In the midst of the holiday season, it helps to slow down and take a look at the year past, while we look forward to the New Year.
- For many, life may be a daily struggle coping with seizures, side effects, and other problems that may be associated with epilepsy.
- Some of you may be dealing with uncertainty and worry. Maybe you’ve just been diagnosed with seizures and are wondering what this means and what the future may hold.
- Some may be feeling hopeful, having found a treatment that is working for you.
- Yet there’s more to life than epilepsy, and families are juggling many different challenges, responsibilities and roles.
Whatever holiday you celebrate, don’t forget to take time for yourself and your loved ones.
- For some people, stress can be a seizure trigger. There’s plenty of stress at this time of year, so do what you can to lessen the stress. Carve out extra time for yourself. Simplify the celebrations and errands if you can.
- Flashing lights can trigger seizures in people with photosensitive epilepsy, so be careful at the shopping malls or places with lots of flashing decorations. Shop locally, in smaller stores and not at the busy times of day.
- Sleep deprivation is a common trigger for many. Can you allow yourself some extra rest? Make sure you keep to your regular sleep times as much as possible. Instead of staying up late to get chores or shopping done, can you get help from others?
- Watch what you drink. While alcohol doesn’t bother everyone, drinking too much or too fast can worsen seizures in many people or worsen side effects of medicines.
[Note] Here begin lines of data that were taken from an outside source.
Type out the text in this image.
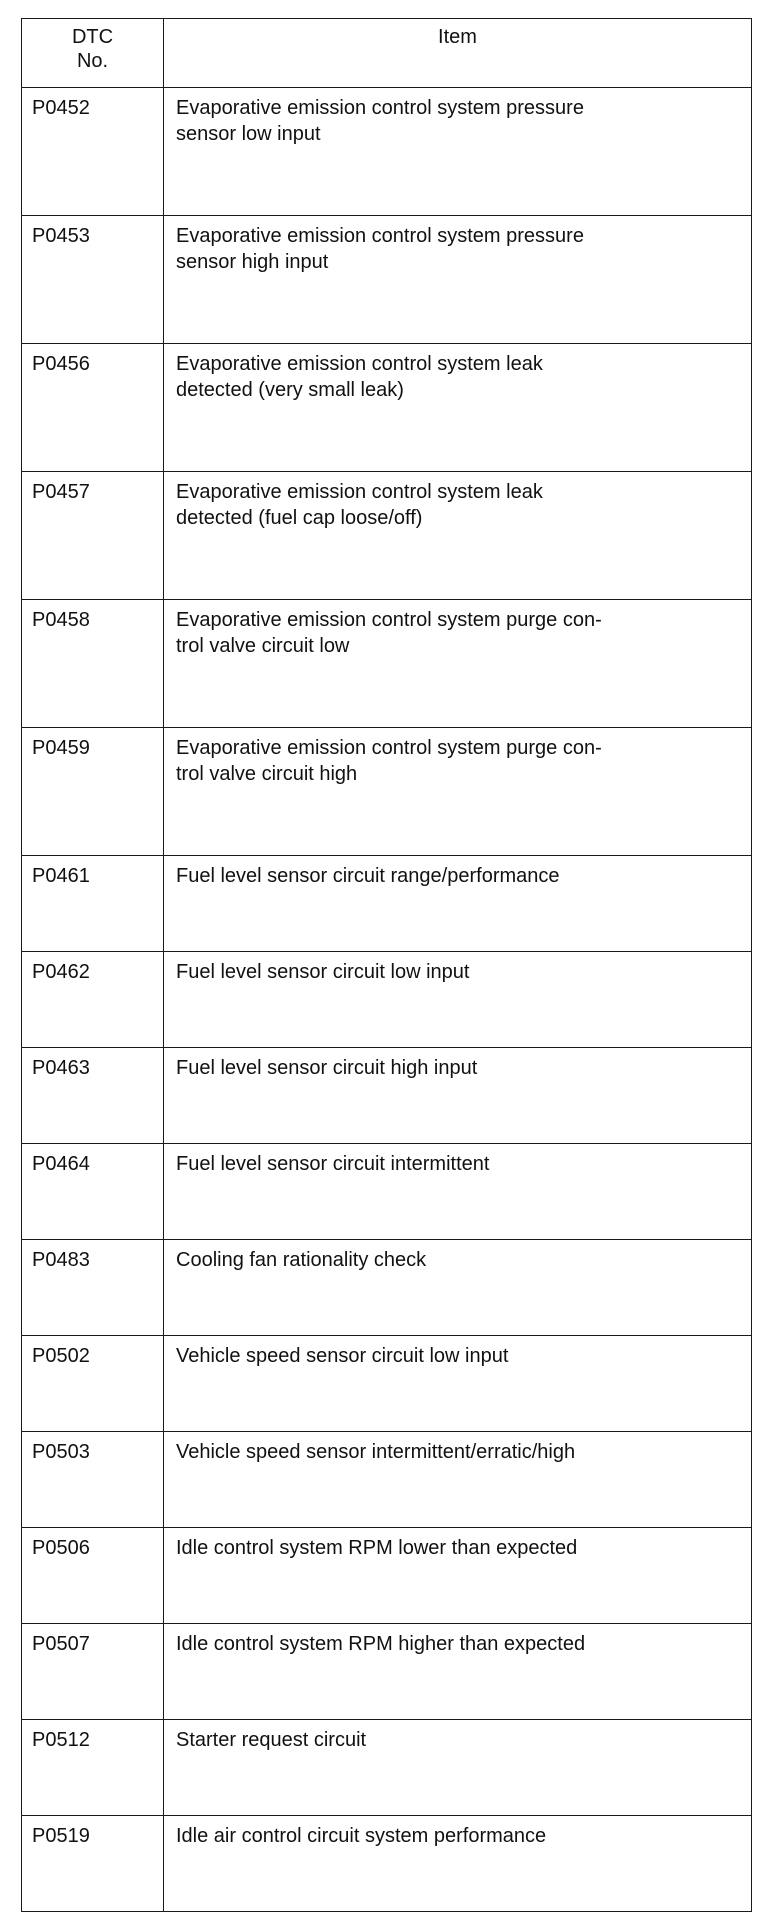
DTC
No.	Item
P0452	Evaporative emission control system pressure
sensor low input

P0453	Evaporative emission control system pressure
sensor high input

P0456	Evaporative emission control system leak
detected (very small leak)

P0457	Evaporative emission control system leak
detected (fuel cap loose/off)

P0458	Evaporative emission control system purge con-
trol valve circuit low

P0459	Evaporative emission control system purge con-
trol valve circuit high

P0461	Fuel level sensor circuit range/performance

P0462	Fuel level sensor circuit low input

P0463	Fuel level sensor circuit high input

P0464	Fuel level sensor circuit intermittent

P0483	Cooling fan rationality check

P0502	Vehicle speed sensor circuit low input

P0503	Vehicle speed sensor intermittent/erratic/high

P0506	Idle control system RPM lower than expected

P0507	Idle control system RPM higher than expected

P0512	Starter request circuit

P0519	Idle air control circuit system performance
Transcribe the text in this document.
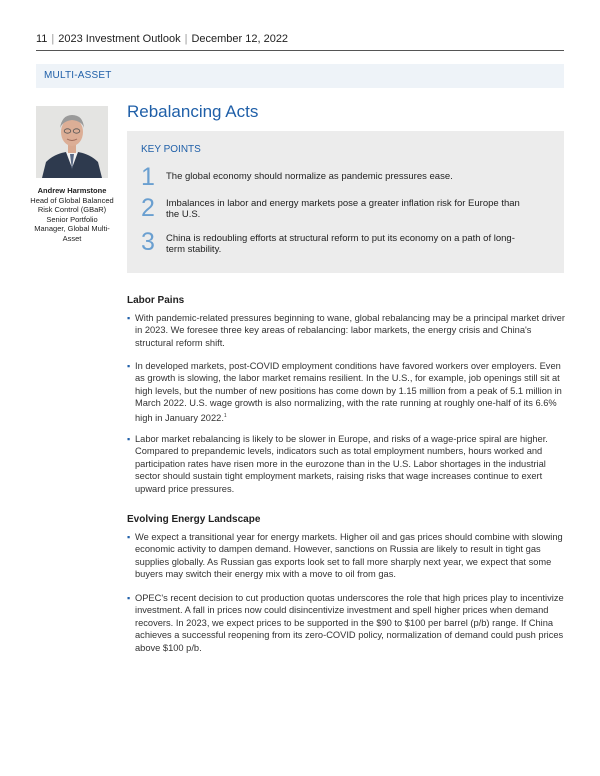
11 | 2023 Investment Outlook | December 12, 2022
MULTI-ASSET
Andrew Harmstone
Head of Global Balanced Risk Control (GBaR) Senior Portfolio Manager, Global Multi-Asset
Rebalancing Acts
KEY POINTS
1 The global economy should normalize as pandemic pressures ease.
2 Imbalances in labor and energy markets pose a greater inflation risk for Europe than the U.S.
3 China is redoubling efforts at structural reform to put its economy on a path of long-term stability.
Labor Pains
▪ With pandemic-related pressures beginning to wane, global rebalancing may be a principal market driver in 2023. We foresee three key areas of rebalancing: labor markets, the energy crisis and China's structural reform shift.
▪ In developed markets, post-COVID employment conditions have favored workers over employers. Even as growth is slowing, the labor market remains resilient. In the U.S., for example, job openings still sit at high levels, but the number of new positions has come down by 1.15 million from a peak of 5.1 million in March 2022. U.S. wage growth is also normalizing, with the rate running at roughly one-half of its 6.6% high in January 2022.$^1$
▪ Labor market rebalancing is likely to be slower in Europe, and risks of a wage-price spiral are higher. Compared to prepandemic levels, indicators such as total employment numbers, hours worked and participation rates have risen more in the eurozone than in the U.S. Labor shortages in the industrial sector should sustain tight employment markets, raising risks that wage increases continue to exert upward price pressures.
Evolving Energy Landscape
▪ We expect a transitional year for energy markets. Higher oil and gas prices should combine with slowing economic activity to dampen demand. However, sanctions on Russia are likely to result in tight gas supplies globally. As Russian gas exports look set to fall more sharply next year, we expect that some buyers may switch their energy mix with a move to oil from gas.
▪ OPEC's recent decision to cut production quotas underscores the role that high prices play to incentivize investment. A fall in prices now could disincentivize investment and spell higher prices when demand recovers. In 2023, we expect prices to be supported in the $90 to $100 per barrel (p/b) range. If China achieves a successful reopening from its zero-COVID policy, normalization of demand could push prices above $100 p/b.
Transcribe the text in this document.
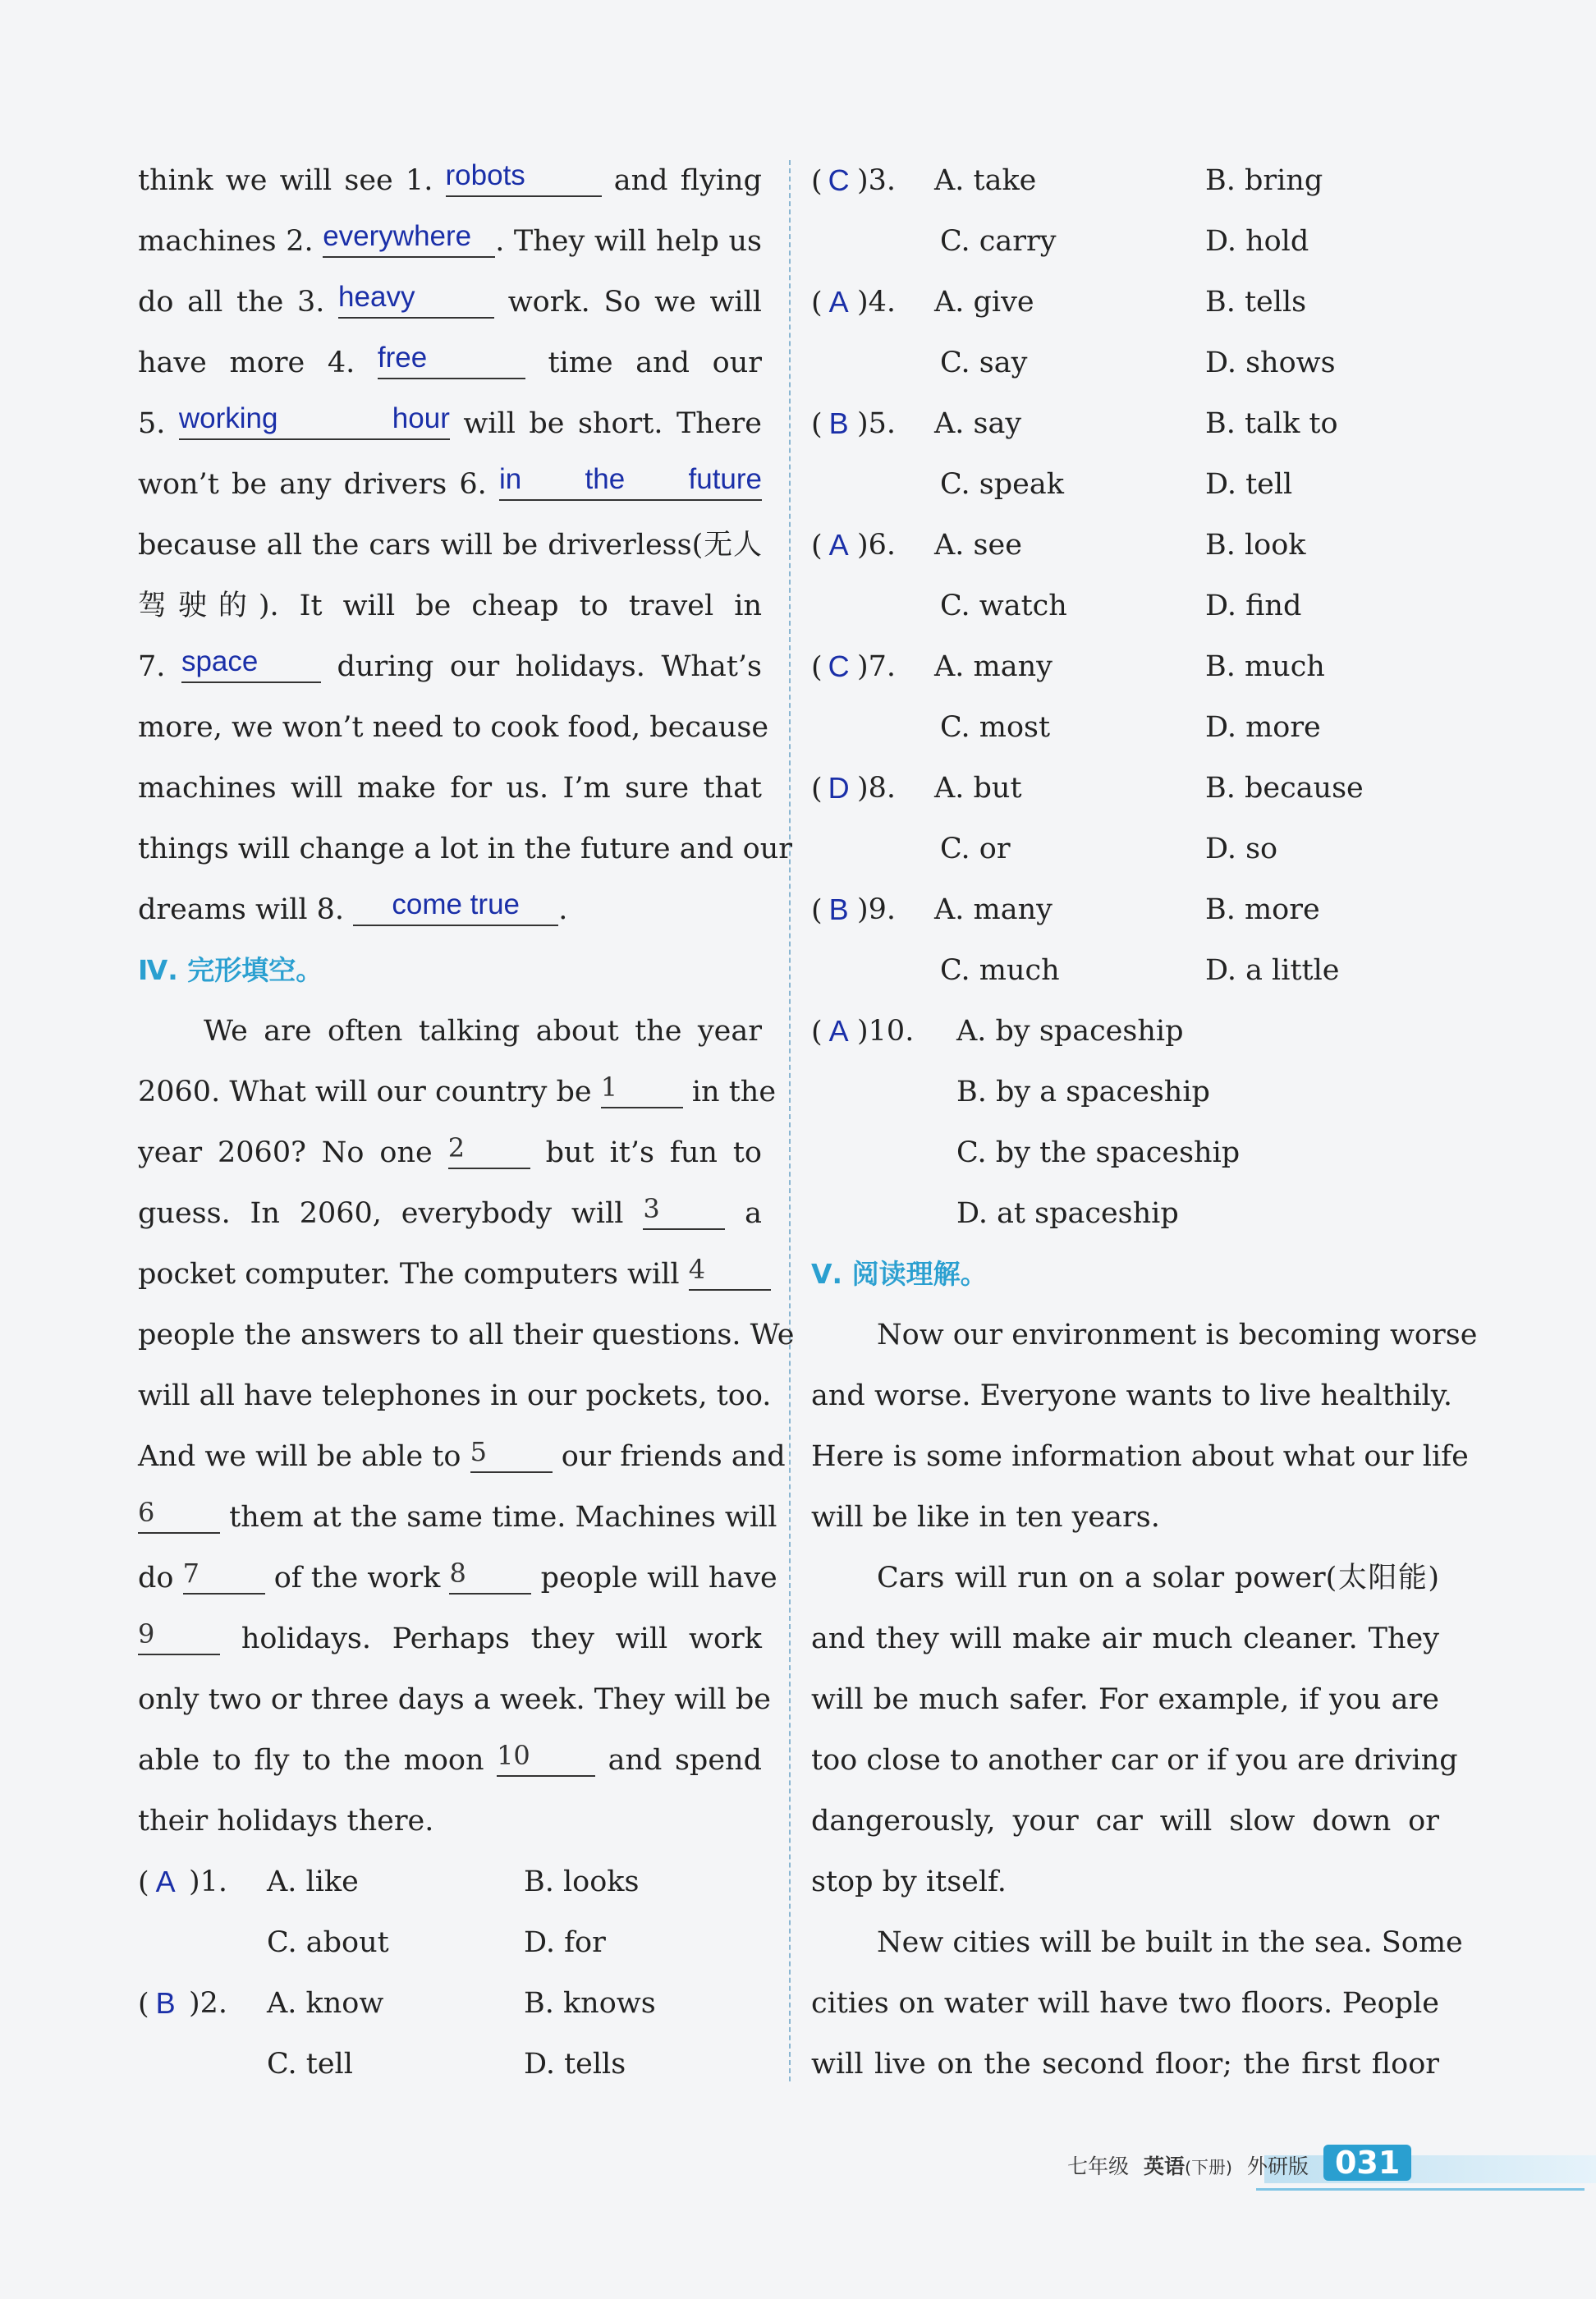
think we will see 1. robots	and flying
machines 2. everywhere . They will help us
do all the 3. heavy	work. So we will
have more 4. free	time and our
5. working hour will be short. There
won’t be any drivers 6. in the future
because all the cars will be driverless(无人
驾驶的). It will be cheap to travel in
7. space during our holidays. What’s
more, we won’t need to cook food, because
machines will make for us. I’m sure that
things will change a lot in the future and our
dreams will 8. come true .
Ⅳ. 完形填空。
We are often talking about the year
2060. What will our country be 1 in the
year 2060? No one 2 but it’s fun to
guess. In 2060, everybody will 3 a
pocket computer. The computers will 4
people the answers to all their questions. We
will all have telephones in our pockets, too.
And we will be able to 5 our friends and
6 them at the same time. Machines will
do 7 of the work 8 people will have
9 holidays. Perhaps they will work
only two or three days a week. They will be
able to fly to the moon 10 and spend
their holidays there.
( A )1. A. like	B. looks
C. about	D. for
( B )2. A. know	B. knows
C. tell	D. tells
( C )3. A. take	B. bring
C. carry	D. hold
( A )4. A. give	B. tells
C. say	D. shows
( B )5. A. say	B. talk to
C. speak	D. tell
( A )6. A. see	B. look
C. watch	D. find
( C )7. A. many	B. much
C. most	D. more
( D )8. A. but	B. because
C. or	D. so
( B )9. A. many	B. more
C. much	D. a little
( A )10. A. by spaceship
B. by a spaceship
C. by the spaceship
D. at spaceship
Ⅴ. 阅读理解。
Now our environment is becoming worse
and worse. Everyone wants to live healthily.
Here is some information about what our life
will be like in ten years.
Cars will run on a solar power(太阳能)
and they will make air much cleaner. They
will be much safer. For example, if you are
too close to another car or if you are driving
dangerously, your car will slow down or
stop by itself.
New cities will be built in the sea. Some
cities on water will have two floors. People
will live on the second floor; the first floor
七年级 英语(下册) 外研版 031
Make sure you know your limits and talk to your doctor about what to do and what not to do.
While holidays can be a very special time, it can also bring out difficult memories or remind you of people no longer with you.
Don’t forget to let others with you know what to do if seizures act up.
- Make sure they know what you want done for seizure first aid and when you may need a rescue treatment – such as when to swipe a magnet if you have a vagus nerve stimulator, or when to give a medication for seizures that last too long or occur in clusters.
- Carry your Seizure Response or Action Plan with you when you travel. Make sure your plan has phone numbers of your doctors and other important people on your health care team.
- If you are traveling, carry this information with you on planes or trains. And don’t forget to take extra medicine with you!
Let’s also take time to thank each other for the help we have received and to look forward at what the New Year may bring. Despite the challenges, there are new therapies and approaches coming out or being tested. We don’t have all the answers yet. Epilepsy is still a huge problem for too many people. But we can be hopeful that one of these new therapies may help and that research will unlock the mysteries of seizures and epilepsy soon.